TW: Rape, sexual violence.
On Halloween, a student was raped on campus. The assault occurred in a full parking lot in the middle of the day. As students and as a community, we should be horrified. We should be appalled that something so serious could take place so easily. But more importantly, we should be willing to take measures to prevent things like this from happening again.
How did this happen in broad daylight on a campus full of people? Technology may have something to do with it. In the age of digital devices, it is easy to use technology to temporarily escape from the present moment. Whether it is incessantly checking your Facebook feed or blocking out our surroundings by putting in headphones, we are all guilty of avoiding mundane moments by distracting ourselves. The inadvertent effect of this is that we are blind to the environment surrounding us.

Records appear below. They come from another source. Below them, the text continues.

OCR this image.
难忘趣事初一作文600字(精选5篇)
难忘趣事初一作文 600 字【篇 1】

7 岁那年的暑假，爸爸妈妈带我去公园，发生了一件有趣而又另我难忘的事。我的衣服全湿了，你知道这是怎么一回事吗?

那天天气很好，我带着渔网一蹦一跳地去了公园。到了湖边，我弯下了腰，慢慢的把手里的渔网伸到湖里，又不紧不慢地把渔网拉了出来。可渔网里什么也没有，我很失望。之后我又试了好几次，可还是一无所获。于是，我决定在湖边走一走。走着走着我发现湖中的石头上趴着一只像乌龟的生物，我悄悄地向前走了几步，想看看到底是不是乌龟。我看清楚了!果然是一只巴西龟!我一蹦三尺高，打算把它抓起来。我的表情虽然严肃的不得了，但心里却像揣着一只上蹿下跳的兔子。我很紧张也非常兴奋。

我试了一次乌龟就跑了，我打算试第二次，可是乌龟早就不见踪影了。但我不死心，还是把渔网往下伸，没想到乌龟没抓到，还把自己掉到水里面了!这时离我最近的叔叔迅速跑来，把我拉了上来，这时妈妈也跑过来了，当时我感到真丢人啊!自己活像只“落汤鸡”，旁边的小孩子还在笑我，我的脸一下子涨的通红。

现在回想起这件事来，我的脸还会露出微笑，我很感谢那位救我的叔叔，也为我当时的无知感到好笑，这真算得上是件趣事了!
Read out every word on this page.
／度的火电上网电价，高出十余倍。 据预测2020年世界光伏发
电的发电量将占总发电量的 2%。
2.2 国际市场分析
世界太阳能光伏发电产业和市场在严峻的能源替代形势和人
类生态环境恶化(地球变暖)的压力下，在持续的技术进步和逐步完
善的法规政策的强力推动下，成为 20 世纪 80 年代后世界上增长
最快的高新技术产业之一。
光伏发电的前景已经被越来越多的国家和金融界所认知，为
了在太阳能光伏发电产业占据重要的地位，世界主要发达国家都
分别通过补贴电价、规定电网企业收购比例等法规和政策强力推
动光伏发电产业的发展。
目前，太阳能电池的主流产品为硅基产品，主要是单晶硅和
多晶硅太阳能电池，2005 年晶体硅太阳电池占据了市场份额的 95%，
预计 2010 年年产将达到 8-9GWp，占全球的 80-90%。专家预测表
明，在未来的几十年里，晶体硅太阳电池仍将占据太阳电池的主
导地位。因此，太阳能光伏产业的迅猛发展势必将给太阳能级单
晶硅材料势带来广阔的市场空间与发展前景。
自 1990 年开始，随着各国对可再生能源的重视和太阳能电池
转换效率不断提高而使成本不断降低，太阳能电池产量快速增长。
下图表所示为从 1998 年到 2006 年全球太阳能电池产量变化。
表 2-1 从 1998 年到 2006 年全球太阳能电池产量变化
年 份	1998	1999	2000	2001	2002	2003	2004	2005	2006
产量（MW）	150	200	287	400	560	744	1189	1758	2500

While we would all like to imagine ourselves as skilled multitaskers, the reality is that we suffer from inattentional blindness. Inattentional blindness occurs when our minds focus on certain details and block out others. As author David McRaney puts it, “you are ‘blind’ to that which you are not attentive.” The implication of inattentional blindness is that when we are on our phones — texting, playing games or listening to music — we become distracted and unaware of what’s going on in the immediate world around us. Rather than a cohesive campus community, we have become a fragmented collection of bodies.
This is not at all to say that anyone is to blame or should feel guilty for the assault on Halloween. It would be unfair and unproductive to say anyone other than the attacker bears any responsibility for what happened. However, the fact that a sexual assault could take place in the afternoon on a crowded campus should gravely worry us. We should pause and make a conscious assessment of how disconnected we are from our environment. We all could pay a little more attention.
Another thing to consider is how the assault was immediately responded to. According to Sergeant Garth Smith of the campus police, the incident took place around 12:15 p.m. A text message alert, however, was not sent out to students and faculty until later in the afternoon, around 2:50 p.m. The text announcement did not mention that the suspect was armed with a handgun.
This was an aggravated incident involving an armed suspect on a college campus. At a bare minimum, students should be informed immediately that there was an armed person in the area. It is unsettling that such crucial information took hours to disseminate. While it is not clear how much time passed between when the rape occurred and when it was reported, it seems safe to say there was a delay between the report and students learning of it. Students have a right to know when there is a danger on campus, and U police and administrators have an obligation to get this information out in a timely manner.
There are no broad-brush solutions to preventing rape. There is no magic formula for ensuring something like this never occurs on our campus again. There are, however, small and seemingly unrelated cultural changes that, if implemented, would make our university a more safe and hospitable place. It is terrifying that someone was raped under the sun in a parking lot filled with people coming in and out. Scarier yet that no one saw anything. The takeaway from this is that we need to be a more aware, more observant and more present student body.
Put down your phone and pull out your earbuds. Put away your digital devices and resist sending that tweet during your commute to class. You may think you can text, walk and still be sentient to the world around you, but the reality is that you are heavily distracted. In the short time you are being distracted, you may miss something that could change a student’s life forever. It just isn’t worth it.